I can’t answer those questions as a third-party bystander. Only you know the answers to that question.
The main thing, from my perspective, is you should make sure you’re comfortable with being alone, being single, and loving yourself.
I think of the negative characterizations of “relationship girls/guys” comes from the fact that they don’t love themselves, they don’t think they have enough belief in themselves to be alone for a long period of time, and thus they quickly enter into relationships to cover up that wound and to feel loved by someone and not have to work on those aspects of yourself.
I think any person in a healthy and secure relationship would say is that, I and my partner, lived fulfilled lives beforehand. And that we, each just added more light to our fulfilled lives.
In terms of the time table for the breakup and how long you should be single, again, I’m not a big fan of timetables.
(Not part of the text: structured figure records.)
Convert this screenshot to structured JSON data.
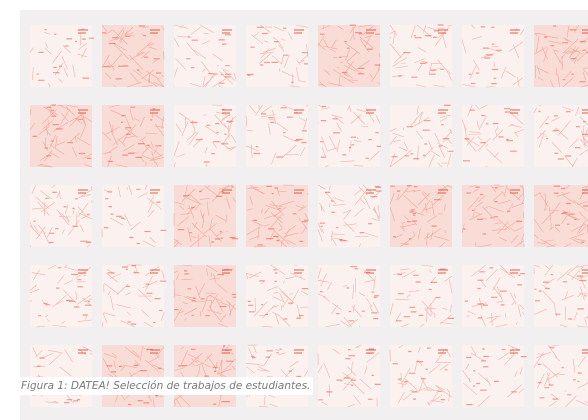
{
  "figure": {
    "caption": "Figura 1: DATEA! Selección de trabajos de estudiantes."
  }
}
I think timetables are meaningless if you don’t put in the work.
In other words, someone can be single for 2 years after a breakup and still not be in a great mental state for entering into a new relationship if they don’t put in the work whereas someone else in a similar situation can be ready for a new relationship in 8 months if they do put in the work.
So, what I would tell you, is to focus on healing from the breakup, processing the emotions that you are — the sadness of losing your partner, the emotions of feeling alone and vulnerable, and just sticking through that, and being comfortable gaining strength in being alone and finding a fulfilled alone.
And once you get to that spot, you can be ready to start dating again. Again, it’s really not about timetables for me, it’s about putting in the work.
Putting in the work is not fun. You have to deal with emotions, you have to deal with working on yourself, but in the long-run, that’s the best thing to do. Only by putting in the work, will you get to a healthy mental and emotional state for your next relationship.